Um relatório de inteligência da Polícia Federal enviado ao ministro Alexandre de Moraes, do Supremo Tribunal Federal, aponta que André Mendonça participou diretamente de discussões sobre acordos de colaboração premiada ligados às operações Sem Desconto e Compliance Zero.
A PF afirma que Mendonça buscou acompanhar o andamento das negociações, recebeu informações sobre propostas apresentadas por interessados e manteve contato com advogados de potenciais colaboradores. O documento também relata que o ministro teria defendido a possibilidade de conceder benefícios não previstos expressamente na legislação.
O relatório ressalva que tem difusão restrita, não possui caráter decisório e não tem valor probatório. A colaboração premiada é um acordo entre um investigado ou réu e o Estado, pelo qual são fornecidas informações para uma investigação criminal em troca de benefícios na pena.
Questionamentos sobre a atuação judicial
Segundo os investigadores, Mendonça perguntava com frequência sobre o estágio das negociações e sobre os elementos entregues por pessoas interessadas em colaborar. A justificativa registrada era acompanhar os procedimentos e assegurar que fossem conduzidos de forma regular.
A PF, porém, sustenta que o acesso antecipado a esse conteúdo pode afetar a imparcialidade do magistrado na fase de homologação dos acordos e em eventuais julgamentos. O relatório afirma que a intervenção judicial deveria ocorrer somente no momento previsto para a homologação.
O documento também menciona reuniões entre o relator e defensores de possíveis colaboradores. A principal referência é uma decisão do próprio Mendonça, na qual ele registrou ter recebido, em audiência com um advogado, informações sobre mudanças na coordenação de uma investigação da Polícia Federal.

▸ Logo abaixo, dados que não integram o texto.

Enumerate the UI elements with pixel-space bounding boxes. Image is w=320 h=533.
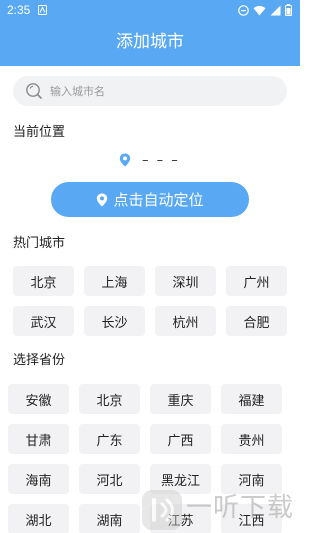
auto-locate-label: 点击自动定位 [113, 191, 204, 209]
province-chip[interactable]: 海南 [8, 464, 69, 494]
hot-city-chip[interactable]: 北京 [13, 266, 74, 296]
current-location-heading: 当前位置 [13, 125, 66, 140]
status-time: 2:35 [7, 3, 31, 17]
province-chip[interactable]: 河北 [79, 464, 140, 494]
battery-icon [285, 4, 292, 16]
search-icon [26, 83, 42, 99]
location-pin-icon [97, 193, 108, 206]
province-chip[interactable]: 安徽 [8, 384, 69, 414]
province-chip[interactable]: 江苏 [150, 504, 211, 533]
province-chip[interactable]: 广西 [150, 424, 211, 454]
province-chip[interactable]: 甘肃 [8, 424, 69, 454]
hot-city-chip[interactable]: 上海 [84, 266, 145, 296]
signal-icon [270, 5, 281, 15]
hot-city-chip[interactable]: 广州 [226, 266, 287, 296]
province-chip[interactable]: 重庆 [150, 384, 211, 414]
hot-city-chip[interactable]: 长沙 [84, 306, 145, 336]
province-chip[interactable]: 江西 [221, 504, 282, 533]
auto-locate-button[interactable]: 点击自动定位 [51, 182, 249, 217]
province-chip[interactable]: 湖北 [8, 504, 69, 533]
search-input[interactable] [50, 81, 270, 101]
notification-icon [38, 5, 47, 15]
hot-cities-heading: 热门城市 [13, 236, 66, 251]
province-chip[interactable]: 北京 [79, 384, 140, 414]
app-header: 2:35 添加城市 [0, 0, 300, 66]
search-bar[interactable] [13, 76, 287, 106]
province-chip[interactable]: 湖南 [79, 504, 140, 533]
province-chip[interactable]: 福建 [221, 384, 282, 414]
province-chip[interactable]: 贵州 [221, 424, 282, 454]
province-chip[interactable]: 河南 [221, 464, 282, 494]
page-title: 添加城市 [116, 32, 184, 52]
location-pin-icon [119, 153, 131, 167]
hot-city-chip[interactable]: 合肥 [226, 306, 287, 336]
province-chip[interactable]: 广东 [79, 424, 140, 454]
current-city: – – – [142, 152, 180, 168]
wifi-icon [253, 5, 266, 15]
status-bar: 2:35 [0, 0, 300, 20]
province-chip[interactable]: 黑龙江 [150, 464, 211, 494]
hot-city-chip[interactable]: 深圳 [155, 266, 216, 296]
hot-city-chip[interactable]: 武汉 [13, 306, 74, 336]
provinces-heading: 选择省份 [13, 353, 66, 368]
hot-city-chip[interactable]: 杭州 [155, 306, 216, 336]
do-not-disturb-icon [238, 4, 249, 16]
current-location-row: – – – [119, 152, 180, 168]
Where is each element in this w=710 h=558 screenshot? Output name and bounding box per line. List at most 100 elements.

O relatório identifica o advogado como Celso Vilardi e cita contatos com defensores em audiências gravadas da Segunda Turma, que foram criticados publicamente pelo ministro Gilmar Mendes. Para os investigadores, informações obtidas fora dos autos teriam sido usadas como fundamento para a abertura de um procedimento de ofício.
A sequência descrita pela PF inclui a audiência com o defensor, o recebimento de dados sobre a gestão interna de agentes da corporação, a instauração do procedimento e medidas que levaram a direção-geral da PF a procurar a Advocacia-Geral da União para defender suas competências administrativas.
A AGU, comandada por Jorge Messias, decidiu não apresentar o recurso. A PF levanta a possibilidade de que a decisão tenha considerado um eventual apoio de Mendonça em um movimento para que Messias se tornasse ministro do STF.
Benefícios discutidos na Operação Sem Desconto
Outro episódio citado envolve uma proposta de colaboração de Maurício Camisotti na Operação Sem Desconto. O acordo enfrentava resistência da Procuradoria-Geral da República por causa dos benefícios oferecidos.
Conforme o relatório, Mendonça teria dito que poderia conceder vantagens sugeridas pela PF mesmo fora das hipóteses previstas na lei. Os investigadores relacionaram essa possibilidade a práticas questionadas durante a Operação Lava Jato.
A PF afirma que a adoção de benefícios fora do catálogo legal poderia levar à revisão de acordos e comprometer provas produzidas a partir deles. O documento também aponta risco jurídico para a própria corporação, que apareceria como proponente da vantagem caso o acordo e as provas fossem invalidados posteriormente.
Por fim, os investigadores registram preocupação com o interesse do relator no avanço das negociações. O magistrado teria sido informado de que, naquele momento, as propostas não apresentavam elementos robustos de ineditismo, recuperação patrimonial ou contribuição expressiva para as apurações. Ainda assim, segundo a PF, permaneceu uma atenção considerada desproporcional à celebração dos acordos.
O relatório diz que não é possível definir conclusivamente a razão desse interesse e que ele não correspondia à avaliação técnica da equipe sobre o potencial probatório das colaborações.